Bediüzzaman, eserlerinde Âl-i Beyt'in mânevî şahsiyetinin mümessili hasebiyle, Hz. Ali'ye çok ehemmiyet verir. Bunun en önemli sebebi, İslâm tarihinden bu yana Al-i Beyt tarafından yerine getirilmiş olan Kur'ân ve İslâm'a hizmet metodu ve misyonunun Risâle-i Nur talebelerince tevarüs edilmiş olması ve bu mirasa sahip çıkılmasıdır.

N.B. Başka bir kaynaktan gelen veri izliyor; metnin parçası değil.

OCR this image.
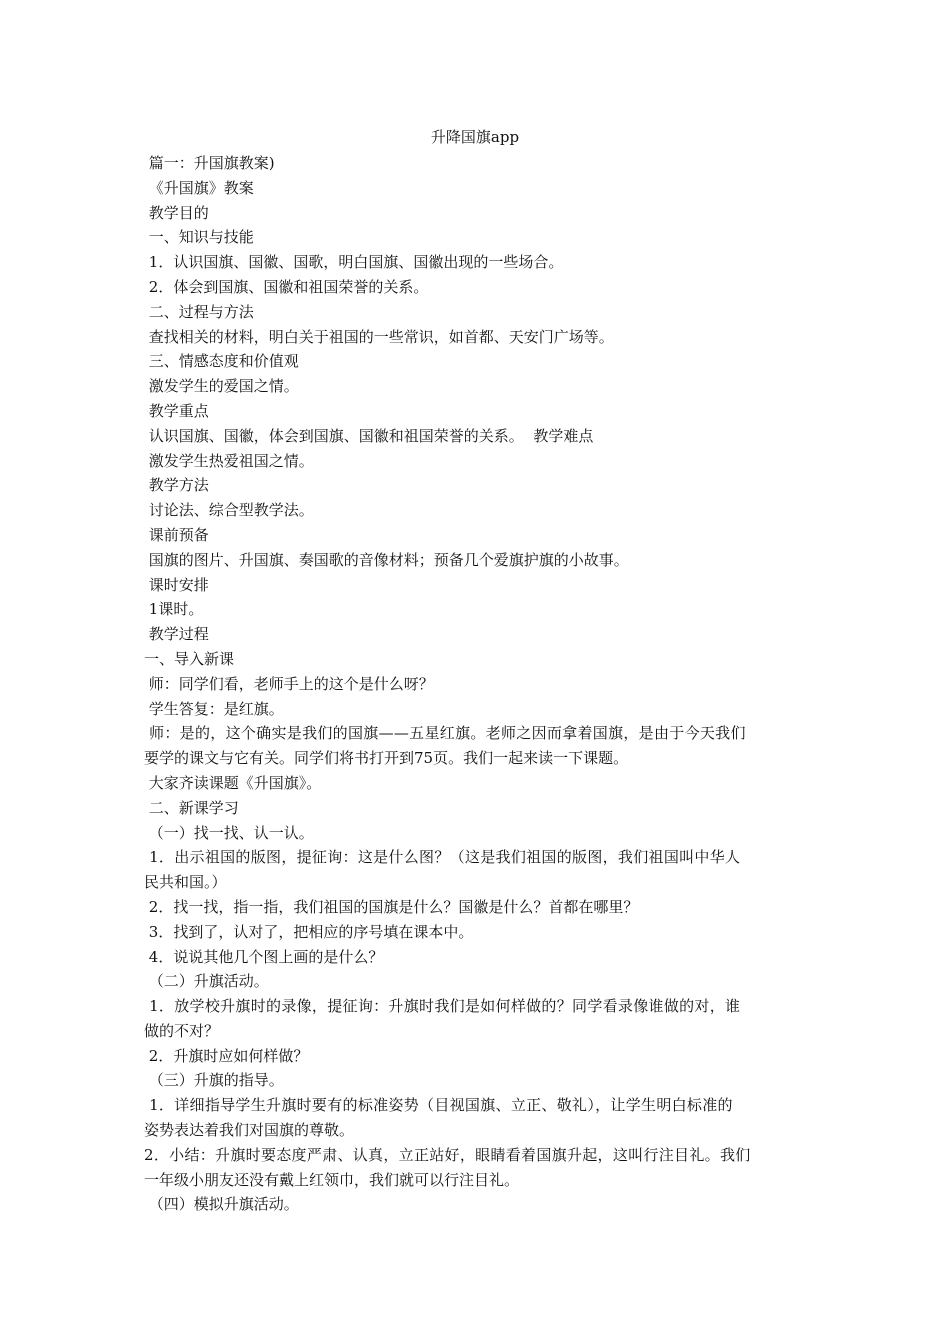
升降国旗app
篇一：升国旗教案)
《升国旗》教案
教学目的
一、知识与技能
1．认识国旗、国徽、国歌，明白国旗、国徽出现的一些场合。
2．体会到国旗、国徽和祖国荣誉的关系。
二、过程与方法
查找相关的材料，明白关于祖国的一些常识，如首都、天安门广场等。
三、情感态度和价值观
激发学生的爱国之情。
教学重点
认识国旗、国徽，体会到国旗、国徽和祖国荣誉的关系。  教学难点
激发学生热爱祖国之情。
教学方法
讨论法、综合型教学法。
课前预备
国旗的图片、升国旗、奏国歌的音像材料；预备几个爱旗护旗的小故事。
课时安排
1课时。
教学过程
一、导入新课
师：同学们看，老师手上的这个是什么呀？
学生答复：是红旗。
师：是的，这个确实是我们的国旗——五星红旗。老师之因而拿着国旗，是由于今天我们
要学的课文与它有关。同学们将书打开到75页。我们一起来读一下课题。
大家齐读课题《升国旗》。
二、新课学习
（一）找一找、认一认。
1．出示祖国的版图，提征询：这是什么图？（这是我们祖国的版图，我们祖国叫中华人
民共和国。）
2．找一找，指一指，我们祖国的国旗是什么？国徽是什么？首都在哪里？
3．找到了，认对了，把相应的序号填在课本中。
4．说说其他几个图上画的是什么？
（二）升旗活动。
1．放学校升旗时的录像，提征询：升旗时我们是如何样做的？同学看录像谁做的对，谁
做的不对？
2．升旗时应如何样做？
（三）升旗的指导。
1．详细指导学生升旗时要有的标准姿势（目视国旗、立正、敬礼），让学生明白标准的
姿势表达着我们对国旗的尊敬。
2．小结：升旗时要态度严肃、认真，立正站好，眼睛看着国旗升起，这叫行注目礼。我们
一年级小朋友还没有戴上红领巾，我们就可以行注目礼。
（四）模拟升旗活动。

Bediüzzaman, hem kendisi hem de Risâle-i Nur ve Risâle-i Nur talebeleri ile Hz. Ali, Hz. Hasan ve başta Şâh-ı Geylani olmak üzere Ehl-i Beyt arasında ciddi mânevî bir münasebet görür. Bu hususta Risâle-i Nur metinleri içinde telif edilmiş olan "Sekizinci Şuâ", "On Sekizinci Lem'a", "Yirmi Sekizinci Lem'a" ile Gavs-ı Azam'ın Kerâmet-i Gaybiyesi hakkındaki "Sekizinci Lem'a"da genişçe izahlar ve değerlendirmeler yapılmıştır.

Bediüzzaman, kendisini Hz. Ali'nin mânevî bir evladı, Al-i Beyt'in bir ferdi olarak takdim eder. Kendi ifadesi ile: "Gerçi manen ben Hz. Ali'nin (r.a.) bir veled-i mânevîsi hükmünde, ondan hakikat dersini aldım. Ve Âl-i Muhammed Aleyhisselam'ın bir mânâda hakikî Nur şakirtlerine şamil olmasından ben de Âl-i Beyt'ten sayılırım."2 der. Nesep olarak da kendisinin hem Hasenî hem de Hüseynî olduğunu ifade ettiği bazı kaynaklarda yer almaktadır.3

Bediüzzaman'ın yukarıdaki mânâyı teyid eden başka bir ifadesi de şu şekildedir: Ben üveysi bir tarzda bir kısım hakikat ilmini Hüccetü'l-İslâm İmam-ı Gazali'den almışım. Şimdi anlıyorum ki, İmam-ı Gazali aynı dersi üveysi bir tarzda İmam-ı Ali'den almıştır. "Demek İmam-ı Ali'nin mühim bir şakirdi olan İmam-ı Gazali'nin (k.s) başı üstünde bu biçare talebesine şefkatkârane, tesellidarane, en sıkıntılı bir anda bakması, acib değil belki lazımdır."4

Bilindiği gibi, üveysilik, üveysi tarz v.b. ıstılahlar özellikle İslâm tasavvufunda Veysel Karani (r.a.) ile Peygamber Efendimiz arasında vicahen ve şifahen; yani yüz yüze olmayan, mânevî olarak tesis edilen bağlılık ve münasebete telmihen kullanılmaktadır. Veysel Karani nasıl ki, Hz. Peygamber'i görmeden onun dersini talim etmişse, Bediüzzaman da, Gavs-ı Azam (k.s), Zeynelabidin (r.a.), Hz. Hasan ve Hüseyin vasıtası ile Hz. Ali'nin dersini talim emiştir.5

İşte Bediüzzaman, kendisi ile Hz. Ali arasında da bu duruma benzer bir ilişki olduğunu ve dolayısıyla kendisi ve Nur Talebelerinin hizmet dairelerinin bu sayılan zatların hizmet daireleri ile aynı olduğunu beyan etmektedir. Keza Bediüzzaman, Emirdağ Lahikası isimli eserinde, Hz. Ali'nin, Risâle-i Nur'un üstadı ve kendisinin de hakaik-i imaniyede hususi üstadı olduğunu ve Risâle-i Nur'a Celcelutiye kasidesinde rumuzlu işaretiyle pek çok alakadarlık gösterdiğini beyan eder.6

Nur Külliyatı'nda, "Risâle-i Nur, Âl-i Beyt ve İmam-ı Ali'nin bir mânevî hediyesi ve eseri olarak" takdim edilir.7 Ayrıca " Nur Şakirtleri'nin üstadı İmam-ı Ali olduğu"8 ve "Nurun mesleğinde hubb-u Âl-i Beyt'in esas olduğu"9 beyan edilir.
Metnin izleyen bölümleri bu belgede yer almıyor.